For instance, on YouTube, I watch an ungodly amount of science and computing content. With a few video essays or let's play YouTubers thrown in to fill in by watching the content. PBS, SciShow, and Space Time are favorites. When it comes to astrophysics, et etc, Matt Odowd definitely knows his stuff and is committed towards representing things fairly. Similarly, with SciShow, Hank Green is all in for testing his hypothesis and admitting or fixing his mistakes. Recently on his own channel, putting up a video about the gros michel banana and banana flavoring. And upon testing his hypothesis and finding it wrong committed towards fixing the mistakes he made years ago.
Contrast with Sabine Hossenfelder. Who as a then particle physics researcher at CERN. Decided to bless everyone via her platform with her misunderstandings on poly sci and biology. Which to the best by knowledge she has never recanted or apologized for. Her content is blocked in my feed, and she is no longer with CERN to say the least.
It's something we have to want to do for ourselves. No one else will do it or do it right.

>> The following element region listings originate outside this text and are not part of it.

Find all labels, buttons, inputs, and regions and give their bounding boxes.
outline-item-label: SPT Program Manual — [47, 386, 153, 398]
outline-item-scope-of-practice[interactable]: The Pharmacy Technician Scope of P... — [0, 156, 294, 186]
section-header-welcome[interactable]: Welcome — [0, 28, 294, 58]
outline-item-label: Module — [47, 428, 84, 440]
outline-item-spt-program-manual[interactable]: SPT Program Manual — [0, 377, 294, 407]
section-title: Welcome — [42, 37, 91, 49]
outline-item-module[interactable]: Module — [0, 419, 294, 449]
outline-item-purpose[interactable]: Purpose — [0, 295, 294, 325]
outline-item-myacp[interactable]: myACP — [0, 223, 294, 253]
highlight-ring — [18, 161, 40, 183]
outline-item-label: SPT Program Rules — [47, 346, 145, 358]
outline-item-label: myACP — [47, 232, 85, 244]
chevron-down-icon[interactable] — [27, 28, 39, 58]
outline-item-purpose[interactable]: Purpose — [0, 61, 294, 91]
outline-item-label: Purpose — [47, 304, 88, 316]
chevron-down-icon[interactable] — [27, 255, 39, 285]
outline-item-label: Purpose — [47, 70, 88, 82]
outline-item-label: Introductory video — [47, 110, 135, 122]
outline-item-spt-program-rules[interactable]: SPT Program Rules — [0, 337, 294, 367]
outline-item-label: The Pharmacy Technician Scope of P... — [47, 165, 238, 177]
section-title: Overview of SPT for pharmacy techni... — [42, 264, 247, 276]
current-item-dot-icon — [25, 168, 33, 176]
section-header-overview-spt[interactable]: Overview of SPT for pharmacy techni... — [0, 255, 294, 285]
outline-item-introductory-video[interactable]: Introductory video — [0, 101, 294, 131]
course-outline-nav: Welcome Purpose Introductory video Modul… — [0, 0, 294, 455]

Of course there might be shining exceptions on YT, not arguing here. But a platform where people post content simply to get money (or fame or both, why else use youtube at all?) is maybe not the best start to get good info. Or weed the crap out to find actual good content. I gave that up a long time ago.
It's just tiresome to seek for pearls in a vast ocean of dullness. Especially if it's a topic i don't know much about but WANT to. On those topics where i'm already expert at, it's easy to separate, but there i don't need it :)

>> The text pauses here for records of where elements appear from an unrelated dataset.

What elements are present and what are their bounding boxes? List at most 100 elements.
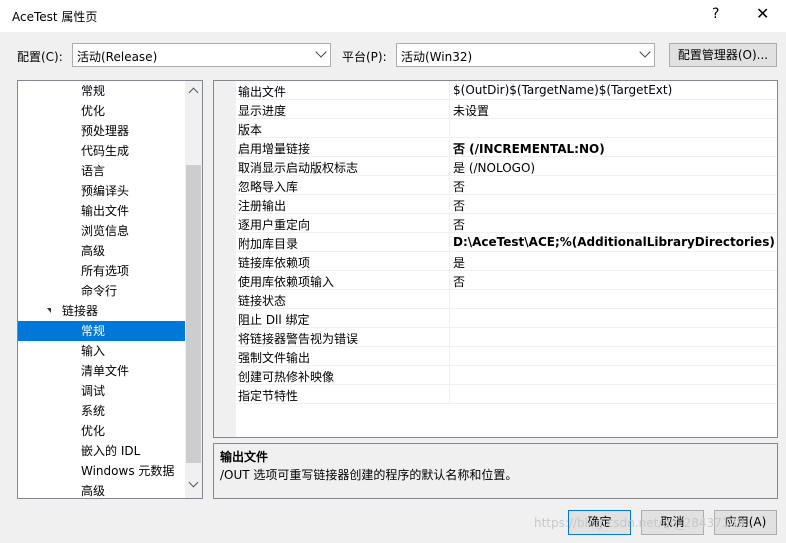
- tree-item[interactable]: 命令行: [18, 281, 185, 301]
- tree-item[interactable]: 清单文件: [18, 361, 185, 381]
- platform-select[interactable]: 活动(Win32): [396, 43, 655, 67]
- tree-item-label: 命令行: [81, 284, 118, 298]
- property-row[interactable]: 启用增量链接 否 (/INCREMENTAL:NO): [236, 138, 777, 157]
- tree-item-label: 常规: [81, 84, 106, 98]
- tree-item-label: 预编译头: [81, 184, 130, 198]
- property-name: 逐用户重定向: [238, 218, 311, 232]
- property-row[interactable]: 输出文件 $(OutDir)$(TargetName)$(TargetExt): [236, 81, 777, 100]
- property-value[interactable]: 否: [453, 216, 465, 233]
- property-value[interactable]: 否 (/INCREMENTAL:NO): [453, 140, 605, 157]
- config-label: 配置(C):: [17, 50, 63, 64]
- property-grid[interactable]: 输出文件 $(OutDir)$(TargetName)$(TargetExt) 显示…: [213, 80, 778, 438]
- tree-item[interactable]: 浏览信息: [18, 221, 185, 241]
- property-row[interactable]: 附加库目录 D:\AceTest\ACE;%(AdditionalLibraryD…: [236, 233, 777, 252]
- property-row[interactable]: 忽略导入库 否: [236, 176, 777, 195]
- expand-arrow-icon[interactable]: [47, 308, 51, 313]
- platform-label: 平台(P):: [342, 50, 387, 64]
- column-divider: [449, 214, 450, 233]
- property-row[interactable]: 强制文件输出: [236, 347, 777, 366]
- property-row[interactable]: 指定节特性: [236, 385, 777, 404]
- property-row[interactable]: 版本: [236, 119, 777, 138]
- tree-item-selected[interactable]: 常规: [18, 321, 185, 341]
- tree-item[interactable]: 所有选项: [18, 261, 185, 281]
- property-name: 忽略导入库: [238, 180, 299, 194]
- property-value[interactable]: 否: [453, 197, 465, 214]
- property-row[interactable]: 将链接器警告视为错误: [236, 328, 777, 347]
- tree-item-label: 嵌入的 IDL: [81, 444, 141, 458]
- category-tree[interactable]: 常规 优化 预处理器 代码生成 语言 预编译头 输出文件 浏览信息 高级 所有选项 命令行 链接器 常规…: [17, 80, 203, 499]
- property-name: 阻止 Dll 绑定: [238, 313, 310, 327]
- column-divider: [449, 100, 450, 119]
- tree-item[interactable]: 高级: [18, 241, 185, 261]
- property-row[interactable]: 取消显示启动版权标志 是 (/NOLOGO): [236, 157, 777, 176]
- config-manager-button[interactable]: 配置管理器(O)...: [669, 43, 777, 67]
- scroll-up-icon[interactable]: [188, 87, 199, 98]
- tree-item-label: 预处理器: [81, 124, 130, 138]
- property-value[interactable]: 否: [453, 273, 465, 290]
- watermark: https://blog.csdn.net/qq_28437139: [534, 516, 745, 530]
- tree-item[interactable]: 调试: [18, 381, 185, 401]
- tree-item-label: 常规: [81, 324, 106, 338]
- chevron-down-icon: [315, 46, 327, 58]
- column-divider: [449, 309, 450, 328]
- property-row[interactable]: 链接状态: [236, 290, 777, 309]
- tree-item[interactable]: 输出文件: [18, 201, 185, 221]
- property-name: 版本: [238, 123, 263, 137]
- property-value[interactable]: 是: [453, 254, 465, 271]
- config-select[interactable]: 活动(Release): [72, 43, 331, 67]
- tree-item-label: 优化: [81, 424, 106, 438]
- property-value[interactable]: 否: [453, 178, 465, 195]
- column-divider: [449, 385, 450, 404]
- tree-item-label: 清单文件: [81, 364, 130, 378]
- tree-item[interactable]: 常规: [18, 81, 185, 101]
- property-name: 创建可热修补映像: [238, 370, 335, 384]
- property-row[interactable]: 使用库依赖项输入 否: [236, 271, 777, 290]
- tree-item[interactable]: 预处理器: [18, 121, 185, 141]
- tree-item[interactable]: 嵌入的 IDL: [18, 441, 185, 461]
- description-text: /OUT 选项可重写链接器创建的程序的默认名称和位置。: [220, 468, 518, 482]
- column-divider: [449, 176, 450, 195]
- property-row[interactable]: 显示进度 未设置: [236, 100, 777, 119]
- property-value[interactable]: D:\AceTest\ACE;%(AdditionalLibraryDirect…: [453, 235, 775, 249]
- tree-scrollbar[interactable]: [185, 81, 202, 498]
- tree-item[interactable]: 输入: [18, 341, 185, 361]
- column-divider: [449, 119, 450, 138]
- tree-item-label: 输入: [81, 344, 106, 358]
- column-divider: [449, 252, 450, 271]
- tree-item-label: 语言: [81, 164, 106, 178]
- property-row[interactable]: 阻止 Dll 绑定: [236, 309, 777, 328]
- tree-group-linker[interactable]: 链接器: [18, 301, 185, 321]
- column-divider: [449, 157, 450, 176]
- close-button[interactable]: ✕: [756, 4, 769, 23]
- tree-item[interactable]: 系统: [18, 401, 185, 421]
- scroll-thumb[interactable]: [186, 165, 201, 463]
- property-name: 输出文件: [238, 85, 287, 99]
- column-divider: [449, 138, 450, 157]
- property-row[interactable]: 注册输出 否: [236, 195, 777, 214]
- column-divider: [449, 271, 450, 290]
- tree-item[interactable]: Windows 元数据: [18, 461, 185, 481]
- scroll-down-icon[interactable]: [188, 477, 199, 488]
- tree-item-label: 高级: [81, 244, 106, 258]
- platform-value: 活动(Win32): [401, 50, 473, 64]
- title-bar: AceTest 属性页 ? ✕: [0, 0, 786, 32]
- tree-item[interactable]: 优化: [18, 421, 185, 441]
- tree-item-label: 优化: [81, 104, 106, 118]
- column-divider: [449, 328, 450, 347]
- property-value[interactable]: 是 (/NOLOGO): [453, 159, 535, 176]
- column-divider: [449, 195, 450, 214]
- help-button[interactable]: ?: [712, 6, 719, 22]
- config-value: 活动(Release): [77, 50, 158, 64]
- property-row[interactable]: 创建可热修补映像: [236, 366, 777, 385]
- tree-item[interactable]: 语言: [18, 161, 185, 181]
- tree-item[interactable]: 代码生成: [18, 141, 185, 161]
- property-row[interactable]: 逐用户重定向 否: [236, 214, 777, 233]
- tree-item[interactable]: 高级: [18, 481, 185, 498]
- property-value[interactable]: 未设置: [453, 102, 489, 119]
- tree-item[interactable]: 预编译头: [18, 181, 185, 201]
- chevron-down-icon: [639, 46, 651, 58]
- tree-item[interactable]: 优化: [18, 101, 185, 121]
- property-row[interactable]: 链接库依赖项 是: [236, 252, 777, 271]
- window-title: AceTest 属性页: [12, 10, 98, 24]
- property-value[interactable]: $(OutDir)$(TargetName)$(TargetExt): [453, 83, 672, 97]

People often make content for the love of it. But it still takes a lot of work, effort, and resources. It has a cost associated with it. I would love it if tomorrow everyone left YouTube for peertube. The problem is rewarding and supporting those that do. Patreon works for some, but not all of them. That's what YouTube is currently providing and why they stay. There's also things like nebula, but again, that's not available to everyone.

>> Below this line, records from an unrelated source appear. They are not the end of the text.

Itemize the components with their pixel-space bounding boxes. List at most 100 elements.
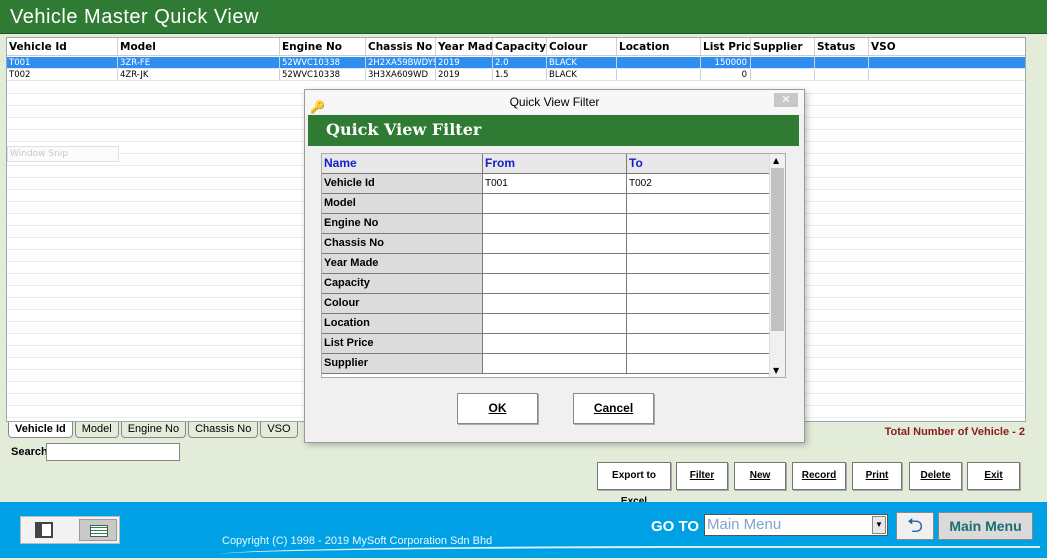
column-header-list-price[interactable]: List Price	[701, 38, 751, 55]
scroll-down-icon[interactable]: ▼	[773, 366, 779, 375]
new-button-label: New	[749, 470, 771, 481]
filter-from-input[interactable]	[483, 254, 627, 273]
window-snip-ghost: Window Snip	[7, 146, 119, 162]
column-header-to: To	[627, 154, 770, 173]
delete-button[interactable]: Delete	[909, 462, 962, 490]
column-header-location[interactable]: Location	[617, 38, 701, 55]
filter-to-input[interactable]	[627, 194, 770, 213]
filter-from-input[interactable]: T001	[483, 174, 627, 193]
filter-to-input[interactable]	[627, 354, 770, 373]
goto-select[interactable]: Main Menu ▼	[704, 514, 888, 536]
filter-from-input[interactable]	[483, 354, 627, 373]
column-header-colour[interactable]: Colour	[547, 38, 617, 55]
filter-to-input[interactable]: T002	[627, 174, 770, 193]
cancel-button[interactable]: Cancel	[573, 393, 654, 424]
table-cell	[869, 57, 1025, 68]
filter-to-input[interactable]	[627, 334, 770, 353]
table-cell: BLACK	[547, 69, 617, 80]
dropdown-arrow-icon[interactable]: ▼	[872, 516, 886, 534]
column-header-engine-no[interactable]: Engine No	[280, 38, 366, 55]
scroll-up-icon[interactable]: ▲	[773, 156, 779, 165]
filter-button[interactable]: Filter	[676, 462, 728, 490]
tab-model[interactable]: Model	[74, 422, 119, 438]
column-header-from: From	[483, 154, 627, 173]
filter-to-input[interactable]	[627, 214, 770, 233]
back-button[interactable]: ⮌	[896, 512, 934, 540]
filter-from-input[interactable]	[483, 214, 627, 233]
filter-from-input[interactable]	[483, 194, 627, 213]
column-header-chassis-no[interactable]: Chassis No	[366, 38, 436, 55]
search-label: Search	[11, 446, 48, 458]
table-cell	[617, 69, 701, 80]
filter-field-name: Year Made	[322, 254, 483, 273]
tab-vehicle-id[interactable]: Vehicle Id	[8, 422, 73, 438]
column-header-status[interactable]: Status	[815, 38, 869, 55]
filter-row: Capacity	[322, 274, 770, 294]
tab-chassis-no[interactable]: Chassis No	[188, 422, 259, 438]
quick-view-filter-dialog: 🔑 Quick View Filter ✕ Quick View Filter …	[304, 89, 805, 443]
table-cell: 150000	[701, 57, 751, 68]
column-header-capacity[interactable]: Capacity	[493, 38, 547, 55]
table-cell	[751, 57, 815, 68]
filter-from-input[interactable]	[483, 234, 627, 253]
print-button[interactable]: Print	[852, 462, 902, 490]
filter-field-name: Capacity	[322, 274, 483, 293]
filter-scrollbar[interactable]: ▲ ▼	[769, 154, 785, 377]
filter-field-name: Engine No	[322, 214, 483, 233]
filter-from-input[interactable]	[483, 294, 627, 313]
sort-tabs: Vehicle Id Model Engine No Chassis No VS…	[8, 422, 300, 438]
column-header-vso[interactable]: VSO	[869, 38, 1025, 55]
ok-button[interactable]: OK	[457, 393, 538, 424]
filter-to-input[interactable]	[627, 294, 770, 313]
filter-field-name: Location	[322, 314, 483, 333]
filter-row: Supplier	[322, 354, 770, 374]
single-view-icon[interactable]	[35, 522, 53, 538]
print-button-label: Print	[865, 470, 889, 481]
tab-engine-no[interactable]: Engine No	[120, 422, 187, 438]
new-button[interactable]: New	[734, 462, 786, 490]
filter-to-input[interactable]	[627, 234, 770, 253]
total-vehicle-count: Total Number of Vehicle - 2	[884, 426, 1025, 438]
filter-field-name: Supplier	[322, 354, 483, 373]
filter-field-name: List Price	[322, 334, 483, 353]
column-header-supplier[interactable]: Supplier	[751, 38, 815, 55]
export-to-excel-button[interactable]: Export to Excel	[597, 462, 671, 507]
filter-from-input[interactable]	[483, 334, 627, 353]
dialog-titlebar: 🔑 Quick View Filter ✕	[305, 90, 804, 114]
view-toggle[interactable]	[20, 516, 120, 544]
table-cell: 2H2XA59BWDY9I	[368, 57, 436, 68]
filter-from-input[interactable]	[483, 314, 627, 333]
column-header-year-made[interactable]: Year Made	[436, 38, 493, 55]
search-input[interactable]	[46, 443, 180, 461]
table-row[interactable]: T001 3ZR-FE 52WVC10338 2H2XA59BWDY9I 201…	[7, 57, 1025, 69]
close-icon[interactable]: ✕	[774, 93, 798, 107]
record-button-label: Record	[801, 470, 837, 481]
filter-row: Year Made	[322, 254, 770, 274]
table-row[interactable]: T002 4ZR-JK 52WVC10338 3H3XA609WD 2019 1…	[7, 69, 1025, 81]
table-cell: 1.5	[493, 69, 547, 80]
filter-to-input[interactable]	[627, 314, 770, 333]
scroll-thumb[interactable]	[771, 168, 784, 331]
table-cell: T002	[7, 69, 118, 80]
filter-field-name: Colour	[322, 294, 483, 313]
tab-vso[interactable]: VSO	[260, 422, 298, 438]
column-header-vehicle-id[interactable]: Vehicle Id	[7, 38, 118, 55]
filter-field-name: Vehicle Id	[322, 174, 483, 193]
record-button[interactable]: Record	[792, 462, 846, 490]
filter-to-input[interactable]	[627, 274, 770, 293]
filter-row: Engine No	[322, 214, 770, 234]
goto-label: GO TO	[651, 518, 700, 535]
filter-button-label: Filter	[689, 470, 715, 481]
table-cell: 2.0	[493, 57, 547, 68]
filter-from-input[interactable]	[483, 274, 627, 293]
dialog-banner-title: Quick View Filter	[326, 120, 482, 139]
filter-to-input[interactable]	[627, 254, 770, 273]
title-bar: Vehicle Master Quick View	[0, 0, 1047, 34]
filter-field-name: Chassis No	[322, 234, 483, 253]
grid-view-icon[interactable]	[79, 519, 117, 541]
main-menu-button[interactable]: Main Menu	[938, 512, 1033, 540]
filter-table: Name From To Vehicle Id T001 T002 Model …	[321, 153, 786, 378]
exit-button[interactable]: Exit	[967, 462, 1020, 490]
filter-row: Location	[322, 314, 770, 334]
column-header-model[interactable]: Model	[118, 38, 280, 55]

Perhaps a not for profit needs to be formed that will collect funds to maintain several instances of peertube or something similar. And all funds gathered above and beyond that would then be put in a pool to be doled out to the creators whose content was viewed the most. Up to a limit of a liveable wage for their area?
Yes, finding valuable content is a hard thing to do and no amount of AI or algorithms will really help with it. We honestly need to get together and crowdsource a directory of informed presenters as judged by others informed on the subjects.
You're totally right. No arguments here. Sadly I don't see anything like that happen anytime soon. The money is where stupid is.
I left YouTube shortly after they introduced monetization. Before it was bonkers and full of funny or interesting or just stupid content that people did out of joy or even with a glance of hope for a tiny "fame". Then it slowly went dogshit when everything became optimized for ad-revenue and even thumbnailing became a precision-science. There's still vimeo and the others, but mostly I just don't consume video anymore. Maybe occasionally a game-review on YouTube, sorted by views and scrolled down a ton to find those with nearly no views. Not for their opinion but to see the game in action.
Algorithmic clickbait media will always break truth.
True. Hence I don't consume YouTube anymore. And no other social media per se.